Interview Resume & Behavioral

At VGS you reduced AWS spend by 25% - what specifically did you change and how did you avoid hurting reliability?

Resume & Behavioral · Basic level

Answer

I approach cost optimization as reliability-aware engineering, not blind cutting. I first build visibility by service, account, tag, environment, and usage pattern, then identify over-provisioned compute, idle resources, storage growth, data transfer, NAT costs, and commitment opportunities. Any change must preserve SLOs and headroom, so I validate with utilization data, load testing, canaries, and post-change monitoring. Cost savings are valuable only if they do not create fragility.

Technical explanation

Cost and reliability must be evaluated together: a cheaper system that misses SLOs is not a win.

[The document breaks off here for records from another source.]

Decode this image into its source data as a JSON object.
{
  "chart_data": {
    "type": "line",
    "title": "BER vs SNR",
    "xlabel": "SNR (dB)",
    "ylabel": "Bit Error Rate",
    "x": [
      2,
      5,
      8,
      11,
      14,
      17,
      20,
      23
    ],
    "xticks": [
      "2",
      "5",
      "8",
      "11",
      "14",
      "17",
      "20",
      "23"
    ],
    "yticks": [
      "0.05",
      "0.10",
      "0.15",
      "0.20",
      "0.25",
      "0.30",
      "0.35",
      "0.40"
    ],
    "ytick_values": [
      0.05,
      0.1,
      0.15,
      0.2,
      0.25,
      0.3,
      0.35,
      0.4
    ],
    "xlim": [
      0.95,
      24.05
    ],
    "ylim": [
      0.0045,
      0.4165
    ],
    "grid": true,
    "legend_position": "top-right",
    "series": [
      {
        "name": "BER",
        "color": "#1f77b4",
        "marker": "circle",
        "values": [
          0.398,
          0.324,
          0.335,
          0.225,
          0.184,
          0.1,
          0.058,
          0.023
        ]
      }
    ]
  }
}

Common levers include rightsizing, autoscaling, non-production schedules, storage lifecycle, data-transfer reduction, and Savings Plans/Reserved Instances for stable usage.

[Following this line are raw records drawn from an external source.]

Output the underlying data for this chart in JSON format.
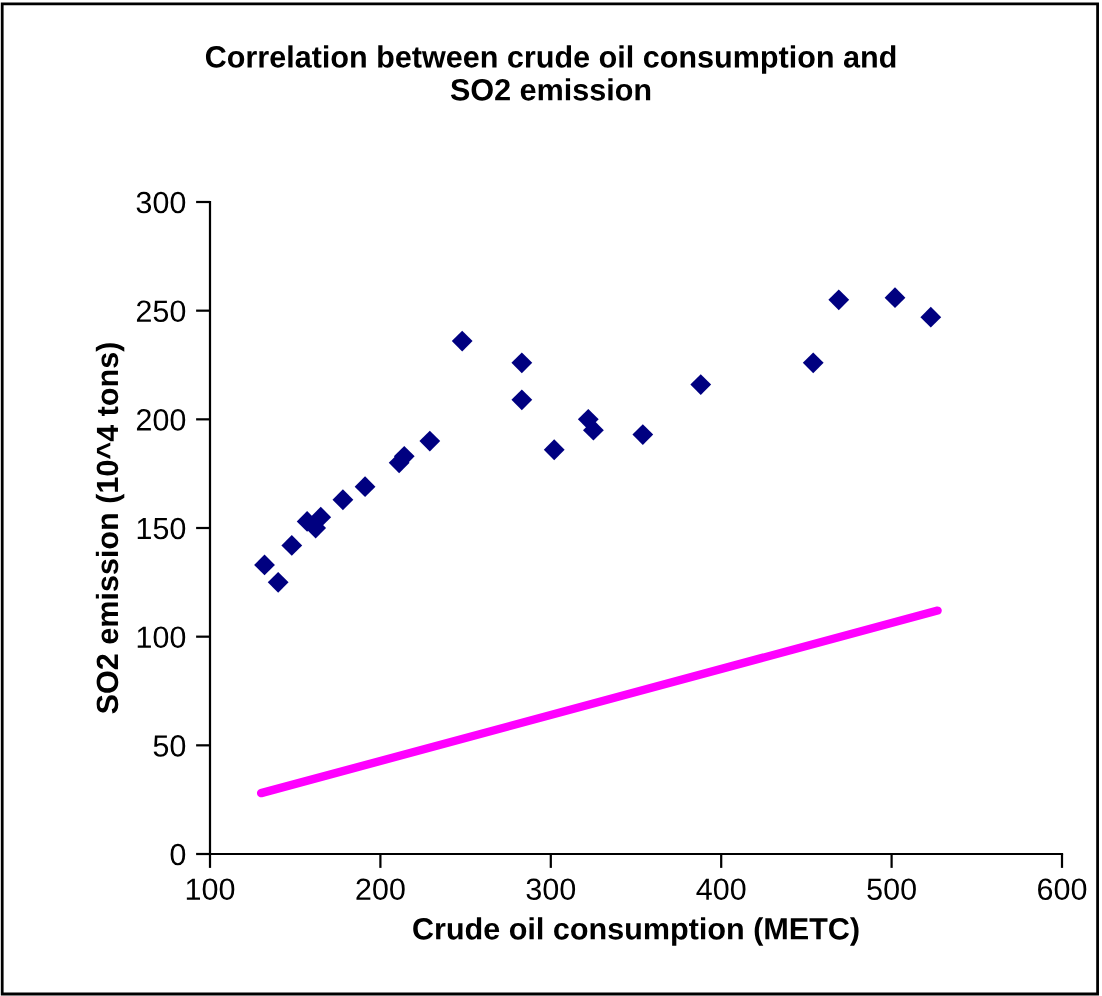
{
  "chart_data": {
    "type": "scatter",
    "title": "Correlation between crude oil consumption and\nSO2 emission",
    "xlabel": "Crude oil consumption (METC)",
    "ylabel": "SO2 emission (10^4 tons)",
    "xlim": [
      100,
      600
    ],
    "xticks": [
      100,
      200,
      300,
      400,
      500,
      600
    ],
    "ylim": [
      0,
      300
    ],
    "yticks": [
      0,
      50,
      100,
      150,
      200,
      250,
      300
    ],
    "grid": false,
    "legend": false,
    "series": [
      {
        "color": "#000080",
        "marker": "diamond",
        "x": [
          132,
          140,
          148,
          157,
          162,
          165,
          178,
          191,
          211,
          214,
          229,
          248,
          283,
          283,
          302,
          322,
          325,
          354,
          388,
          454,
          469,
          502,
          523
        ],
        "values": [
          133,
          125,
          142,
          153,
          150,
          155,
          163,
          169,
          180,
          183,
          190,
          236,
          226,
          209,
          186,
          200,
          195,
          193,
          216,
          226,
          255,
          256,
          247
        ]
      },
      {
        "type": "line",
        "color": "#ff00ff",
        "marker": "none",
        "line_style": "solid",
        "x": [
          130,
          527
        ],
        "values": [
          28,
          112
        ]
      }
    ]
  }
}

Measure before/after with spend, utilization, latency, saturation, error rate, incident count, and rollback readiness.

Hands-on example

1. Rank top spend drivers by service/team/environment and validate tags.

2. For a high-cost service, review 30-90 days of CPU, memory, network, p95/p99 latency, request volume, and scaling events.

3. Test rightsizing or autoscaling in staging/canary, then roll out gradually with dashboards and rollback.

4. Report monthly savings alongside reliability metrics so leadership sees both value and safety.